Remuneration is left up to national law in countries “to whose territory the worker is posted”, according to the Maltese draft compromise. The Commission’s proposal from last year used the term remuneration, replacing language on “minimum rates of pay” from the 1996 directive. Some diplomats from countries opposed to the proposal are protesting that the renaming could mean employers will have to pay a huge amount of fees that vary widely from country to country.
As a possible vote in Council approaches, countries in favour of the proposal are trying to convince diplomats that could still swing the decision.

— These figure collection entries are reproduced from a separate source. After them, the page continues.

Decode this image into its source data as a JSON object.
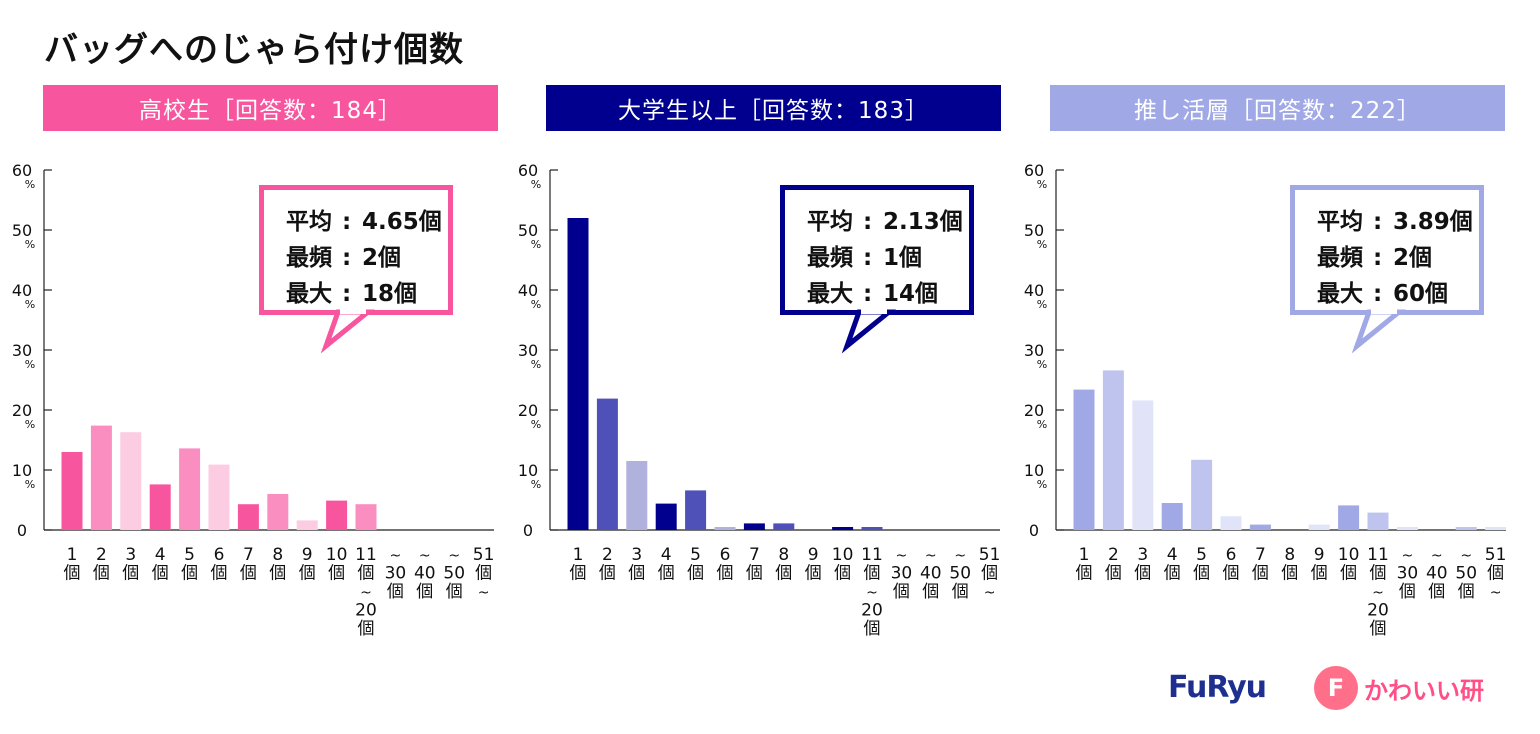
{
  "title": "バッグへのじゃら付け個数",
  "chart_data": [
    {
      "type": "bar",
      "header": "高校生［回答数：184］",
      "stats": [
        {
          "key": "平均",
          "value": "4.65個"
        },
        {
          "key": "最頻",
          "value": "2個"
        },
        {
          "key": "最大",
          "value": "18個"
        }
      ],
      "color": "#f7569e",
      "bar_colors": [
        "#f7569e",
        "#fa8ec0",
        "#fccde2"
      ],
      "values": [
        13.0,
        17.4,
        16.3,
        7.6,
        13.6,
        10.9,
        4.3,
        6.0,
        1.6,
        4.9,
        4.3,
        0,
        0,
        0,
        0
      ]
    },
    {
      "type": "bar",
      "header": "大学生以上［回答数：183］",
      "stats": [
        {
          "key": "平均",
          "value": "2.13個"
        },
        {
          "key": "最頻",
          "value": "1個"
        },
        {
          "key": "最大",
          "value": "14個"
        }
      ],
      "color": "#01008e",
      "bar_colors": [
        "#01008e",
        "#4f50b8",
        "#b0b1dc"
      ],
      "values": [
        52.0,
        21.9,
        11.5,
        4.4,
        6.6,
        0.5,
        1.1,
        1.1,
        0,
        0.5,
        0.5,
        0,
        0,
        0,
        0
      ]
    },
    {
      "type": "bar",
      "header": "推し活層［回答数：222］",
      "stats": [
        {
          "key": "平均",
          "value": "3.89個"
        },
        {
          "key": "最頻",
          "value": "2個"
        },
        {
          "key": "最大",
          "value": "60個"
        }
      ],
      "color": "#a0a9e6",
      "bar_colors": [
        "#a0a9e6",
        "#bec4ee",
        "#e1e4f8"
      ],
      "values": [
        23.4,
        26.6,
        21.6,
        4.5,
        11.7,
        2.3,
        0.9,
        0,
        0.9,
        4.1,
        2.9,
        0.5,
        0,
        0.5,
        0.5
      ]
    }
  ],
  "categories": [
    [
      "1",
      "個"
    ],
    [
      "2",
      "個"
    ],
    [
      "3",
      "個"
    ],
    [
      "4",
      "個"
    ],
    [
      "5",
      "個"
    ],
    [
      "6",
      "個"
    ],
    [
      "7",
      "個"
    ],
    [
      "8",
      "個"
    ],
    [
      "9",
      "個"
    ],
    [
      "10",
      "個"
    ],
    [
      "11",
      "個",
      "~",
      "20",
      "個"
    ],
    [
      "~",
      "30",
      "個"
    ],
    [
      "~",
      "40",
      "個"
    ],
    [
      "~",
      "50",
      "個"
    ],
    [
      "51",
      "個",
      "~"
    ]
  ],
  "yticks": [
    0,
    10,
    20,
    30,
    40,
    50,
    60
  ],
  "ylim": [
    0,
    60
  ],
  "ytick_unit": "%",
  "logos": {
    "furyu": "FuRyu",
    "kawaii_badge": "F",
    "kawaii_text": "かわいい研"
  }
}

Maltese diplomats are considering changes to their draft that could help win over countries that are undecided on the bill. Ireland, Spain and Portugal want measures on subcontracted workers who are posted to other countries to be taken out of the draft.
“We’re trying to expand as much as possible the base of support,” said one diplomat from a country in favour of the legislation. Removing subcontracting from the text would be one way to do that, the source said.
The countries that have most vocally supported tightening rules on posted workers want the Maltese draft to pass, even though they have not gotten everything they wanted.
Diplomats rejected a French amendment to crack down on so-called letterbox companies that use addresses in lower wage EU countries to underpay workers. A French diplomat said France will keep pushing for measures on letterbox companies to be included in the draft bill before it goes to a vote in Council—or becomes part of a compromise agreement.